Quaternion Gradient and Hessian
This addresses a foundational issue in optimization for quaternion-based applications, such as signal processing, by providing a more direct and efficient mathematical framework, though it is incremental in extending calculus tools to quaternions.
The paper tackled the problem of optimizing real scalar functions of quaternion variables, which are non-analytic, by proposing new definitions of quaternion gradient and Hessian based on generalized HR calculus, enabling efficient derivation of optimization algorithms directly in the quaternion field and simplifying algorithms like quaternion least mean squares.
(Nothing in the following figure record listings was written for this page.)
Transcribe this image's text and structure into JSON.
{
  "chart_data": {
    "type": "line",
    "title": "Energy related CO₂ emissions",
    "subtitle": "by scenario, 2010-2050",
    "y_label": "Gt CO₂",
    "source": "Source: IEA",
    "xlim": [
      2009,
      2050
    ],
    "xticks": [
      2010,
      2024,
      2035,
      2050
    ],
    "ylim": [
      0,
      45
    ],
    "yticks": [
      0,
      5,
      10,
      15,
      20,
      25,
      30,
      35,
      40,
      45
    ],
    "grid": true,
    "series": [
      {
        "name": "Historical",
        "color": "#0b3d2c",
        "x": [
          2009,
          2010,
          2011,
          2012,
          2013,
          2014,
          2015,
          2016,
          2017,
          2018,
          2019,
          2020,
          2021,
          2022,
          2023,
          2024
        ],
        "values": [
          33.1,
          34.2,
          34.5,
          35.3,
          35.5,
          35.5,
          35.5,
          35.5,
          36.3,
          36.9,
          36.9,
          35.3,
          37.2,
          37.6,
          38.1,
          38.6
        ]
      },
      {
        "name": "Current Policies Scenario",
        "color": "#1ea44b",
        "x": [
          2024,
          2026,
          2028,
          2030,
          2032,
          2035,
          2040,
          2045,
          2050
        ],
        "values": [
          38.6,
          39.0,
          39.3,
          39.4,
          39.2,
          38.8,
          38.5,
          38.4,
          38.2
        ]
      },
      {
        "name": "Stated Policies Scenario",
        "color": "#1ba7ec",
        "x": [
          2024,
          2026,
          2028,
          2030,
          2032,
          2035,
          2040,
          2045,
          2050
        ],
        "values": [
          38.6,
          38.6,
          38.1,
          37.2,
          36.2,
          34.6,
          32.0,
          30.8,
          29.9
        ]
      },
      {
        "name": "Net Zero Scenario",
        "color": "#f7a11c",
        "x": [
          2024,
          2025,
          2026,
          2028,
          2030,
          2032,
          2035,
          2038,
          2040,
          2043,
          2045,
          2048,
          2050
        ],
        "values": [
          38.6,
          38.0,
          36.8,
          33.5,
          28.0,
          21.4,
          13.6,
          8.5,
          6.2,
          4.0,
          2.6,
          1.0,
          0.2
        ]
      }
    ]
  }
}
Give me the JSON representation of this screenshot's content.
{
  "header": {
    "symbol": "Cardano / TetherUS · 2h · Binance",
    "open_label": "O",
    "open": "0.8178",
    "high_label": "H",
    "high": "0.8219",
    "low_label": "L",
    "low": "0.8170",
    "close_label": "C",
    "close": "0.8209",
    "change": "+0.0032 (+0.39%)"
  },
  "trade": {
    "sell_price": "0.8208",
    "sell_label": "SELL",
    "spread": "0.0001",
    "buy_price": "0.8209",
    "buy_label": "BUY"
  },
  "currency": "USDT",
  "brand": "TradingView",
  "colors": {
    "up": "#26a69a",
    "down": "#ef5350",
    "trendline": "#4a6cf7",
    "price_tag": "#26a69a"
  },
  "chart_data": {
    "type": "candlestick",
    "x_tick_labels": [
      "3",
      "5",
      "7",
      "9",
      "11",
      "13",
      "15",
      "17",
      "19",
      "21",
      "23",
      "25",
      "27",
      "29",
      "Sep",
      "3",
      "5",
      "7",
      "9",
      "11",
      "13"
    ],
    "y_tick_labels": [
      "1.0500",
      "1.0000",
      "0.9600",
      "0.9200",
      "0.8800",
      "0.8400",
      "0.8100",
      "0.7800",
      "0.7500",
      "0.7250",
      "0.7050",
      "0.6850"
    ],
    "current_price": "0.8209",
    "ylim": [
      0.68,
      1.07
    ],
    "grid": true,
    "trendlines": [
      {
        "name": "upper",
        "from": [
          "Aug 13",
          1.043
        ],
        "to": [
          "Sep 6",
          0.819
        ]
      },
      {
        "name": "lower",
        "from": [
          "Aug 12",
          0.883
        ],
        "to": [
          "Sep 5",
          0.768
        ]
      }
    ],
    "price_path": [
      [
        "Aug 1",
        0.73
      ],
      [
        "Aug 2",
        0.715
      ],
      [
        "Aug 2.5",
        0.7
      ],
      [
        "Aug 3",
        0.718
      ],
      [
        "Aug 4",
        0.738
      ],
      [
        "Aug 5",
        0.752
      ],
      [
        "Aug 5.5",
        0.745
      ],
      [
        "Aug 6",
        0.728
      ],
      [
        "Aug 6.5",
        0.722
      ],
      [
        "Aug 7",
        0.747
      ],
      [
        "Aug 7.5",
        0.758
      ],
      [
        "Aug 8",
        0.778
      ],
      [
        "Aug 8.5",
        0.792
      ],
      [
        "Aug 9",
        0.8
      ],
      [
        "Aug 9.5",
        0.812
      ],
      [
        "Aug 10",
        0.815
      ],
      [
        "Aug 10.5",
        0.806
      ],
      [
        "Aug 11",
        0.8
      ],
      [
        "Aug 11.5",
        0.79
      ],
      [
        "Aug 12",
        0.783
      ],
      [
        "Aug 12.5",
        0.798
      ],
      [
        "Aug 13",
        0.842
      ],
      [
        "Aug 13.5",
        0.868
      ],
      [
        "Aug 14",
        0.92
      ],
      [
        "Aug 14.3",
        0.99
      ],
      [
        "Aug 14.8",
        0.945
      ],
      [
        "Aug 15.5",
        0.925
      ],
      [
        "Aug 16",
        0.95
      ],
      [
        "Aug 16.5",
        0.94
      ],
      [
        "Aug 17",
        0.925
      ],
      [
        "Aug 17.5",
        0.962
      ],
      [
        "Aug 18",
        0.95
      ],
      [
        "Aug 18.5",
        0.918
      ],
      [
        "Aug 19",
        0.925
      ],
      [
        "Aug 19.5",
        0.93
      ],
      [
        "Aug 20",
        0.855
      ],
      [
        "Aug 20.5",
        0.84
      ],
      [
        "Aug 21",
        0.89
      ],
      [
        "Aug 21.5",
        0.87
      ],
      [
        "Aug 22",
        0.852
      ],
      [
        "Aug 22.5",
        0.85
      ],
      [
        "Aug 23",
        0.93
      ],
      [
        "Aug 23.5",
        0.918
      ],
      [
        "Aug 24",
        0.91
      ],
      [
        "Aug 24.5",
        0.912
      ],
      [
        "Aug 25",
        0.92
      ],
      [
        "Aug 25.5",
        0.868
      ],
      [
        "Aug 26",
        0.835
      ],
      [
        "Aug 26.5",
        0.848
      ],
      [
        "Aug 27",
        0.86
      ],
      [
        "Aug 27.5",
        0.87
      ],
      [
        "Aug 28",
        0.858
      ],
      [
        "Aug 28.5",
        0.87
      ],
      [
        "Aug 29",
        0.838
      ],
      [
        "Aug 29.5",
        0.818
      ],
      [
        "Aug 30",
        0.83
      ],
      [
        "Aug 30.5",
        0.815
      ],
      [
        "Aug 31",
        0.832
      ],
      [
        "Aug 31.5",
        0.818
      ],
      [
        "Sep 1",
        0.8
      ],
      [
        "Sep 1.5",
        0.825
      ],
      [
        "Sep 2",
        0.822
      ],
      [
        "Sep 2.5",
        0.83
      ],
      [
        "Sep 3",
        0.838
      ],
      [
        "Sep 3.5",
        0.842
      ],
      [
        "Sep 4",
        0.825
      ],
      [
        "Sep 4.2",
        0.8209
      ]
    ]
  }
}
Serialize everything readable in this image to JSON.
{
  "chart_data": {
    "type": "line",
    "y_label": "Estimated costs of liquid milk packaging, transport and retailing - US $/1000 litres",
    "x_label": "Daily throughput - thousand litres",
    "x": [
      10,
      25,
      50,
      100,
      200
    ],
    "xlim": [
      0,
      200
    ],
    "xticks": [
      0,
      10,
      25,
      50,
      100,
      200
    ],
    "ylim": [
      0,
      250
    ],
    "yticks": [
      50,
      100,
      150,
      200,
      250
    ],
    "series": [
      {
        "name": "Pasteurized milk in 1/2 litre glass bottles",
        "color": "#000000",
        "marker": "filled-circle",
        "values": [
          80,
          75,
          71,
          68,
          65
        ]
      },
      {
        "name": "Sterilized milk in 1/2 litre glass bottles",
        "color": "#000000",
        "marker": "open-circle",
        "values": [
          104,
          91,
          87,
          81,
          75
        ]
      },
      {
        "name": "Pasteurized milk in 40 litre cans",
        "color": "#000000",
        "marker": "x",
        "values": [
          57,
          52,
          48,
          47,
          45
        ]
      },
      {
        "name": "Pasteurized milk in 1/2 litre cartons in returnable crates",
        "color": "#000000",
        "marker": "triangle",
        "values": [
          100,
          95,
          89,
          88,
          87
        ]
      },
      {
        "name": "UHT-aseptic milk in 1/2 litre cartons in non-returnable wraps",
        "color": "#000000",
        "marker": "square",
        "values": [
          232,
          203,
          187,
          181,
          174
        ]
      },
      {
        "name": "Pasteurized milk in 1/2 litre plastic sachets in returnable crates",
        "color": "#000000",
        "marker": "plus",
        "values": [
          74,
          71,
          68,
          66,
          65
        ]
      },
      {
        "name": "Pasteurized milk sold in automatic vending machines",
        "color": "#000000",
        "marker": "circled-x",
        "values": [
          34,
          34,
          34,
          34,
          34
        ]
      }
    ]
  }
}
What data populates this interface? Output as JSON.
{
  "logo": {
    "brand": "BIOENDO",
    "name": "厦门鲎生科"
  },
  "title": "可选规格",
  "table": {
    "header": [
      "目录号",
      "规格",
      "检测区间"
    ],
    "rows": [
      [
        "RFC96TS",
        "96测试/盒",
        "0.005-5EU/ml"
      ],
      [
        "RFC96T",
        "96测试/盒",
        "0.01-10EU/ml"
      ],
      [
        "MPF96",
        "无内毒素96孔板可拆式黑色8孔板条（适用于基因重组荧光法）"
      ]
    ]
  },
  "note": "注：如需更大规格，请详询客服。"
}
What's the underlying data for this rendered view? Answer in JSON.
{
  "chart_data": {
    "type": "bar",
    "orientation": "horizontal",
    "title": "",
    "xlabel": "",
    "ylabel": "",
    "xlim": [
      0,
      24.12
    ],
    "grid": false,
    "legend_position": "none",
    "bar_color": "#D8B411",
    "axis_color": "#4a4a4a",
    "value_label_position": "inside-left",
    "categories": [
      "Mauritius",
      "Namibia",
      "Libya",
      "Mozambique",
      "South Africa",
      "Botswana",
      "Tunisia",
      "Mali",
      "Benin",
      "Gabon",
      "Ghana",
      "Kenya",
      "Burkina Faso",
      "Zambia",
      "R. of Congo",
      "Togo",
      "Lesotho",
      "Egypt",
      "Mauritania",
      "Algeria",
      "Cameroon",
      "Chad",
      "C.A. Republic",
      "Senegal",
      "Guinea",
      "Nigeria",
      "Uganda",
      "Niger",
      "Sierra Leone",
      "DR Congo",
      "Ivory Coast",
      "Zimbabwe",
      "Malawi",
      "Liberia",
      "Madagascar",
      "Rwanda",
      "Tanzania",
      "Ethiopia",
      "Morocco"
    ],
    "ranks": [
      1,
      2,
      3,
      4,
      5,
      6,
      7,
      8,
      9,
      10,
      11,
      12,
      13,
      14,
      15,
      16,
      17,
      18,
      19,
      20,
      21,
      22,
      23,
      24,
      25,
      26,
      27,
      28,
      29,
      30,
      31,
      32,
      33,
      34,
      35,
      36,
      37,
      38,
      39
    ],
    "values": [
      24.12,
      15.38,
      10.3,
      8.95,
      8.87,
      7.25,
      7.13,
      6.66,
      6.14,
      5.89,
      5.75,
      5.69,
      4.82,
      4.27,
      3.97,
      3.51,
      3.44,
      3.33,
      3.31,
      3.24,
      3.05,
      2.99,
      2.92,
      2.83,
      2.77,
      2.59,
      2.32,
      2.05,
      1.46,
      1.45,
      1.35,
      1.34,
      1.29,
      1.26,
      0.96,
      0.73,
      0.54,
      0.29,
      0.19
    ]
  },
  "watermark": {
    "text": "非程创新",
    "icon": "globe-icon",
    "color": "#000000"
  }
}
The optimization of real scalar functions of quaternion variables, such as the mean square error or array output power, underpins many practical applications. Solutions often require the calculation of the gradient and Hessian, however, real functions of quaternion variables are essentially non-analytic. To address this issue, we propose new definitions of quaternion gradient and Hessian, based on the novel generalized HR (GHR) calculus, thus making possible efficient derivation of optimization algorithms directly in the quaternion field, rather than transforming the problem to the real domain, as is current practice. In addition, unlike the existing quaternion gradients, the GHR calculus allows for the product and chain rule, and for a one-to-one correspondence of the proposed quaternion gradient and Hessian with their real counterparts. Properties of the quaternion gradient and Hessian relevant to numerical applications are elaborated, and the results illuminate the usefulness of the GHR calculus in greatly simplifying the derivation of the quaternion least mean squares, and in quaternion least square and Newton algorithm. The proposed gradient and Hessian are also shown to enable the same generic forms as the corresponding real- and complex-valued algorithms, further illustrating the advantages in algorithm design and evaluation.